Asphalt and the Long Tail

The other day I got a letter from a frustrated customer – an actual, physical letter written on paper with stamps and everything. The customer was upset about a host of things – all of them very legitimate and things I’d heard before. I didn’t have good answers, which made me feel bad, but I did manage to get his problem solved and with our Orcas release, I hope to reduce his frustration level dramatically.

But what was interesting is the application he’d created: it was a VB application to determine the correct asphalt mixture for road building. He’d worked as a civil engineer for a state highway department and one of the things they’d needed to work out time and again was the correct mixture of ingredients for different applications. Based on what I was able to deduce, his application was pretty clever and, for the probably 2,000 companies around the US that deal with this on a regular basis, might have been incredibly useful and that these 2,000 companies might even have been willing to pay something for it.

There must be tens or hundreds of thousands of applications like that: applications that are very specific to a particular customer and a particular problem that will probably never have more than a few hundred customers. The term I hear for these applications a lot is “tail” applications – so called because they’re not in the “head” (i.e. the 90% case of applications that a typical person would want).

Recently, I dug around in some of our internal research about professional developers, specifically professional developers who say they work at ISVs. There aren’t that many of us, as it turns out. When you take the “big” ISVs (companies that have 15,000+ developers each) like Microsoft and Oracle and IBM and so on out of the picture, the overall number drops hugely. In fact, about two-thirds of all ISVs have fewer than 50 employees total, and one third are under ten employees. That’s employees, not developers.

The overhead in taking an application like this to market is substantial – you have to package it up with a nice setup.exe, build some documentation, find a place to “sell” it, figure out how to take payment, track feature requests and bugs, build awareness of the product, and so on. In all, for most people the process is prohibitive. It shouldn’t be that way.

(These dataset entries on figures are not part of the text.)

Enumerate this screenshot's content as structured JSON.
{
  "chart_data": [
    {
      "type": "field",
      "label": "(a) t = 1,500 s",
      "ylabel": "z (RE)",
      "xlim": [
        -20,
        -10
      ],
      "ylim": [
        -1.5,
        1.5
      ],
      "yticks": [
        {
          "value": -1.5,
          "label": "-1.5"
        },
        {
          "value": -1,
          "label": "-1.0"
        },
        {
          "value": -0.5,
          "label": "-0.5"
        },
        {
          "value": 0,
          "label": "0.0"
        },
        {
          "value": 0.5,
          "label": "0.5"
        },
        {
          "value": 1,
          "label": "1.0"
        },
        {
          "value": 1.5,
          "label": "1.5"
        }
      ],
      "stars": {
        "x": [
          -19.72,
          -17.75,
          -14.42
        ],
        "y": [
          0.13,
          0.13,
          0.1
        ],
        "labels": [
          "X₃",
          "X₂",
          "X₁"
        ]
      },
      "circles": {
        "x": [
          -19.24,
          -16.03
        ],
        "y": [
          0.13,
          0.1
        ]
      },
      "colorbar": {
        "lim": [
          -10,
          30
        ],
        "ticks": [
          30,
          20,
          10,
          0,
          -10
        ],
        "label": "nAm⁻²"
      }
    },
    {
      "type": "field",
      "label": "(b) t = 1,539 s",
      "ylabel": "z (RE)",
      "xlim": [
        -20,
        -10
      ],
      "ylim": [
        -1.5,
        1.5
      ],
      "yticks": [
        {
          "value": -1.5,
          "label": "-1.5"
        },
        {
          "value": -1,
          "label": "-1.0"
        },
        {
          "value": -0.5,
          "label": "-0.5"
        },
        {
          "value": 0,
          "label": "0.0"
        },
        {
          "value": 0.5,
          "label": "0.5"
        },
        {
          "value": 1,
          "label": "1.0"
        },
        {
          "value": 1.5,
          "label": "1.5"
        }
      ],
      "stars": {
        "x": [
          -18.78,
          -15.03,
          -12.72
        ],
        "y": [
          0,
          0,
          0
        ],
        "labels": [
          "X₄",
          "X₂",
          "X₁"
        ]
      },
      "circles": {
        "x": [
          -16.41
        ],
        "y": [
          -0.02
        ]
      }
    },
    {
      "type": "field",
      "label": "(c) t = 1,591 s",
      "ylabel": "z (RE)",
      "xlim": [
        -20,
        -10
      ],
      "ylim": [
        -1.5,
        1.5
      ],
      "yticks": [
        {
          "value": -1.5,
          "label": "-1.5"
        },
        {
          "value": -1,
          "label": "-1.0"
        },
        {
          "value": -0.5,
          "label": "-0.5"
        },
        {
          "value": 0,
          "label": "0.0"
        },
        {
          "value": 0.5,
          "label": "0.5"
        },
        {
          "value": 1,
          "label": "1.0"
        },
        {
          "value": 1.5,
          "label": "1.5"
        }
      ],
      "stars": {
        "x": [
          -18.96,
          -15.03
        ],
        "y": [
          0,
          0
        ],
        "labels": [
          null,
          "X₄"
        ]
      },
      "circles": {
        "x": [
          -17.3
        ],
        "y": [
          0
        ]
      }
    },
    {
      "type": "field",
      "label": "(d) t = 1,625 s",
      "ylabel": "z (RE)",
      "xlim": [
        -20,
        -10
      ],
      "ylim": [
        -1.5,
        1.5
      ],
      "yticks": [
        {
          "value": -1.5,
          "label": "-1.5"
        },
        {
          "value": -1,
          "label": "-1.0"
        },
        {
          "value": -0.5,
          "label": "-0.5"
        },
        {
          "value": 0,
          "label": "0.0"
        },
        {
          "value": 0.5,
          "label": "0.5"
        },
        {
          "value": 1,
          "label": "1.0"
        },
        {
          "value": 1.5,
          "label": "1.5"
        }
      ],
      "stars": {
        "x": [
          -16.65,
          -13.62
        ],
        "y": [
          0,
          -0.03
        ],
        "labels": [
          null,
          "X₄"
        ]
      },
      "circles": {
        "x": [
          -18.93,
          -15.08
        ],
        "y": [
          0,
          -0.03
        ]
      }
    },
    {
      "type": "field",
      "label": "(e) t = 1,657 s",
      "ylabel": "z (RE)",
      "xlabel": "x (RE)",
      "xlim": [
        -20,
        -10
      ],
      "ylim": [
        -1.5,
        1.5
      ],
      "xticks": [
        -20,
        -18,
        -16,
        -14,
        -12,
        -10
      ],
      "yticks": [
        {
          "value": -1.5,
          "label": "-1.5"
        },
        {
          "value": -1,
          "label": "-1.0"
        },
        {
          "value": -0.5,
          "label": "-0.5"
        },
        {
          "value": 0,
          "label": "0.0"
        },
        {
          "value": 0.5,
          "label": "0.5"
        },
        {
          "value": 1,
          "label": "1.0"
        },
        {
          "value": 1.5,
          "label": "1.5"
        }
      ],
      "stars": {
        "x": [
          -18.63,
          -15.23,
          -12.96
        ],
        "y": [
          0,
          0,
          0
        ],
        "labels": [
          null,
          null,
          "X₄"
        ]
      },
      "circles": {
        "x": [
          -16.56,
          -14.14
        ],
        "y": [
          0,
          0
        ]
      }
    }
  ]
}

With offerings like the Windows Marketplace and business models that incorporate multiple revenue streams (e.g. pulling together advertising, product sales, consulting services) there’s a huge potential to see more small ISVs making money. Of course, it’s not that easy – we have to make it easy for the small ISV to handle all the non-technical things like figuring out how much to charge and actually collecting their revenue. But I think this is a very doable thing.